Both with long, loose hair, they are two of Martha’s four grandchildren, named not Washington but Custis: Eleanor Parke Custis, later Lewis, who went by Nelly; and George Washington Parke Custis, called (at least at that age) Washy. After the death of their father, Martha’s son John Parke Custis, their mother, Eleanor Calvert Custis, sent them to be raised by the Washingtons.

The fifth figure, standing behind Martha at far right, is a Black man in a pinkish vest, possibly enslaved attendant Christopher Sheels. “There’s still a lot of debate about who that person was,” said DeHart.

Though the first president’s will, written in 1799, the year he died, specified that “his” 123 enslaved workers at Mount Vernon would be emancipated following Martha’s death (Martha signed a deed for their manumission a year later), this did not affect the 153 others Martha had inherited from her first husband, Daniel Parke Custis.

“When Martha Washington died, it also set in motion the splitting of the [remaining] enslaved community,” explained DeHart. A quarter went to each Custis grandchild, including Tudor Place’s Martha Parke Custis Peter.

“Slavery is woven all through the exhibit,” said DeHart. Calling that effort “important,” he referenced the National Park Service’s recent removal of outdoor panels on slavery at the President’s House site in Philadelphia.
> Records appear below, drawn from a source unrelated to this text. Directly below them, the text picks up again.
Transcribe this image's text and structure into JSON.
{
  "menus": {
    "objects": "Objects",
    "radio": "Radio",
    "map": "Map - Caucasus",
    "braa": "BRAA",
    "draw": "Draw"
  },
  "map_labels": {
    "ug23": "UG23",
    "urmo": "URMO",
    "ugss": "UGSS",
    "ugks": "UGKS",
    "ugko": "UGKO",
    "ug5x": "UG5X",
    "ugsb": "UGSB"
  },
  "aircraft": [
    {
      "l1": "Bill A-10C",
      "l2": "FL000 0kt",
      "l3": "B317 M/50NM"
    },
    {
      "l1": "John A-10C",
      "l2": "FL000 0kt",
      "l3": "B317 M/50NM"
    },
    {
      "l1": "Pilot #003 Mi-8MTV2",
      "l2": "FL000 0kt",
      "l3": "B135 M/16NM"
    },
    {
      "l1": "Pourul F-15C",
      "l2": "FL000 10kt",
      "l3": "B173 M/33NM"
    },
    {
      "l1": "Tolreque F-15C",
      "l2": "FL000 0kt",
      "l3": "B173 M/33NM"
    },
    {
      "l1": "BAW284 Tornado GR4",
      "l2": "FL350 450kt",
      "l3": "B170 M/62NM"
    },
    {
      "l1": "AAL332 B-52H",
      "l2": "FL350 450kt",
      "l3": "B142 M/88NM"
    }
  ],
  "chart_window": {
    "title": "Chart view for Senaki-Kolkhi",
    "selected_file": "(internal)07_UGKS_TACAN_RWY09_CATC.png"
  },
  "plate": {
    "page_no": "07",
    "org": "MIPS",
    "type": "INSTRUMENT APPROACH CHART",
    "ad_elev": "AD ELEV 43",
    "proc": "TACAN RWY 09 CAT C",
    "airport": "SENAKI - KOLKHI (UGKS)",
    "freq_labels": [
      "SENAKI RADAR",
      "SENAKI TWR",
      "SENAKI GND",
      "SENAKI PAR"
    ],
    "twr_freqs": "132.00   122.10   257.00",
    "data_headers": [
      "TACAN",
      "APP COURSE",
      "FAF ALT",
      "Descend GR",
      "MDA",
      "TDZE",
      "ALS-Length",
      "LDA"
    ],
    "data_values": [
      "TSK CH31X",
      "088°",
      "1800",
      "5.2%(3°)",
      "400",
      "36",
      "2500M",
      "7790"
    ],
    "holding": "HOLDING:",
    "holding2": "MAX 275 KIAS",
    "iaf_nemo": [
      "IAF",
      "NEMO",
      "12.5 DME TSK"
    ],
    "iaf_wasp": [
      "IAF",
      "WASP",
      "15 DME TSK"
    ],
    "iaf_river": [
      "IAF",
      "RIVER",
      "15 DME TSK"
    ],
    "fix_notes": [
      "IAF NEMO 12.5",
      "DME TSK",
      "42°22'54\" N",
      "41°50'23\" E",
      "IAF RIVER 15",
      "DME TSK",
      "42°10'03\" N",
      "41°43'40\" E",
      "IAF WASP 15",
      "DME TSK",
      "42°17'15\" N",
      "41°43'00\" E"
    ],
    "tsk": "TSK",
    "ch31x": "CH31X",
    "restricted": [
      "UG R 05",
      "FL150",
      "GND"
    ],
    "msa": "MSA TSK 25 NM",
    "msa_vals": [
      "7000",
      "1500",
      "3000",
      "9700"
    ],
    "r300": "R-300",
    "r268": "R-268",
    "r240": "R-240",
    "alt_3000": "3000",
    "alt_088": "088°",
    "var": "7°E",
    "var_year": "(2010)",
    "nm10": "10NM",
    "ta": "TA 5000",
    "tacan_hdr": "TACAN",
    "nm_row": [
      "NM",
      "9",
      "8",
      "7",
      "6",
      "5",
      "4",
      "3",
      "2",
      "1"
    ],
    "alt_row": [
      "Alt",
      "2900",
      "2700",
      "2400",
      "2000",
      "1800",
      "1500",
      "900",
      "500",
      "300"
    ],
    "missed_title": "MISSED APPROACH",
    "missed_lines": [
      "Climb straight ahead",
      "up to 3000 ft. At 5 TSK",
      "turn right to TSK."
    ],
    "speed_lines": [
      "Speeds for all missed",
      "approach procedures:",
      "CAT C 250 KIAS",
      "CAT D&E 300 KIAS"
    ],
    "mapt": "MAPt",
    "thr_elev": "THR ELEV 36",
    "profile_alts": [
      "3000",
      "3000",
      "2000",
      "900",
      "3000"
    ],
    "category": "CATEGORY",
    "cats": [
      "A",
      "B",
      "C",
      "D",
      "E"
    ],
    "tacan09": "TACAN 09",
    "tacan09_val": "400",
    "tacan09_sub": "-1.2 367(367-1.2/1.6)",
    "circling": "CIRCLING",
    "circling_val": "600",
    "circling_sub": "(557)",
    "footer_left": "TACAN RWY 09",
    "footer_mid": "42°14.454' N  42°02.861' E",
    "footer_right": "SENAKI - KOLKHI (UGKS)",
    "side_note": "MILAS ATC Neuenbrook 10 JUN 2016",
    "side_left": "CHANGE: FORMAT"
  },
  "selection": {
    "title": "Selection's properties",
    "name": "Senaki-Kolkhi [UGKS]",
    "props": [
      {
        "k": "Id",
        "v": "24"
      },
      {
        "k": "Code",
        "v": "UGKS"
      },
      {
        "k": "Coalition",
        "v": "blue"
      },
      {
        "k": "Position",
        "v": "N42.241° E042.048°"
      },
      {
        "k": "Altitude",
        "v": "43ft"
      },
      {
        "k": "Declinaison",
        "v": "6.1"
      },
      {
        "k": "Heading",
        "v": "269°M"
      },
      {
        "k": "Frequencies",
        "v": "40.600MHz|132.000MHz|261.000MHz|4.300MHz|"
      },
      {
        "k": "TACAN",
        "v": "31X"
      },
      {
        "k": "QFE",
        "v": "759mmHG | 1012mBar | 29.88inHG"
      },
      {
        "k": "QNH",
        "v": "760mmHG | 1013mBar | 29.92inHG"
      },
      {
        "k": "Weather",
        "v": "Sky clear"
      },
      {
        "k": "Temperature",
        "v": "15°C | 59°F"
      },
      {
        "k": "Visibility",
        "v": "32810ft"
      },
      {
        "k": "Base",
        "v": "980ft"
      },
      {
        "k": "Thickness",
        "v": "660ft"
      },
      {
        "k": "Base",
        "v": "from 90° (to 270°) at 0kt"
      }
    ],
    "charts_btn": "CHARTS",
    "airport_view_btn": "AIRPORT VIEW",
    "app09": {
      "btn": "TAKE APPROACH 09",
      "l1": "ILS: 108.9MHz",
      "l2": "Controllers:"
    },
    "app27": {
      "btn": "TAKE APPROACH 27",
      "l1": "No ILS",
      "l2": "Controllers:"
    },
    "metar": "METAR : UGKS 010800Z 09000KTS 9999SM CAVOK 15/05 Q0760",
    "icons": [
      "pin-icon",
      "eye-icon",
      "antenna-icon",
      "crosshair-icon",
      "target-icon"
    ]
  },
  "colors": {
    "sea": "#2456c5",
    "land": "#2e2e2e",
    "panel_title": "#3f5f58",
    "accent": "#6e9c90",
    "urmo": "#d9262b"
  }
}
Tudor Place’s inclusive approach builds on its 2024 installation and guided tour “Ancestral Spaces: People of African Descent at Tudor Place.”

A page from one of the documents listing items purchased at Martha Washington’s 1802 estate sale. Courtesy Tudor Place.

A team of scholars from Mount Vernon and George Washington University and a separate team of descendants, both white and Black, and other stakeholders helped to conceive “Founding Fortunes” and provided input. One surprising discovery was that enslaved men and women had purchased items at the estate sale, such as a bed, a tea kettle and fireplace utensils.

Wain, most recently president and CEO of MPower Partners, a consulting firm for nonprofit organizations, boards and executives, said she is “drawn to organizations that center underrepresented communities, voices and lived experiences. I am driven to build a world where every person has the opportunity and the agency to realize their full potential.”

A graduate of Syracuse University’s Newhouse School of Public Communications, Wain was chief engagement officer at Prosperity Now, which focuses on the root causes of economic barriers to opportunity, from 2020 to 2024. Earlier, she held positions with the National Women’s Law Center, the United Nations Foundation, the United Nations Association of the USA, the Make-A-Wish Foundation, the National Museum of Women in the Arts and Suited for Change. She succeeds Mark Hudson, who left Tudor Place last spring.

“From tenures in direct service, to the arts, to social justice advocacy, what has been consistent is my strong belief in the transformative power of storytelling. To me, this is a quintessential element of the human condition,” she said. “Storytelling is how we share and preserve our histories, it is how we better understand ourselves and others, it is the way we find common ground, even in times and places where that doesn’t seem possible.”

Other America 250 programming at Tudor Place will include: Landmark Lectures, next on March 10; tea-and-tour events, next on March 14; and Coffee House Conversations, next on March 19. Eggstravaganza! will be on March 27 and 28 and the Tudor Place Garden Party on May 20.

“Georgetown has been a consistent part of my D.C. story,” said Wain, who has lived in Washington for 34 years. “Professionally, one of my early positions was with the National Museum of Women in the Arts and I spent a lot of time working from founder Wilhelmina Holladay’s home office on R Street. Dumbarton Oaks hosted the crucial conversations that led to the United Nations charter, and I had the pleasure of advancing this work during my tenure at the UN Foundation.

“Personally, Georgetown has hosted many family-and-friend celebrations, from birthday and anniversary dinners to spa days with my besties, cheering on my son and his friends at Jelleff basketball games and getting wedding-day glam with my mother and sister … and then walking right into a movie shoot on P Street!”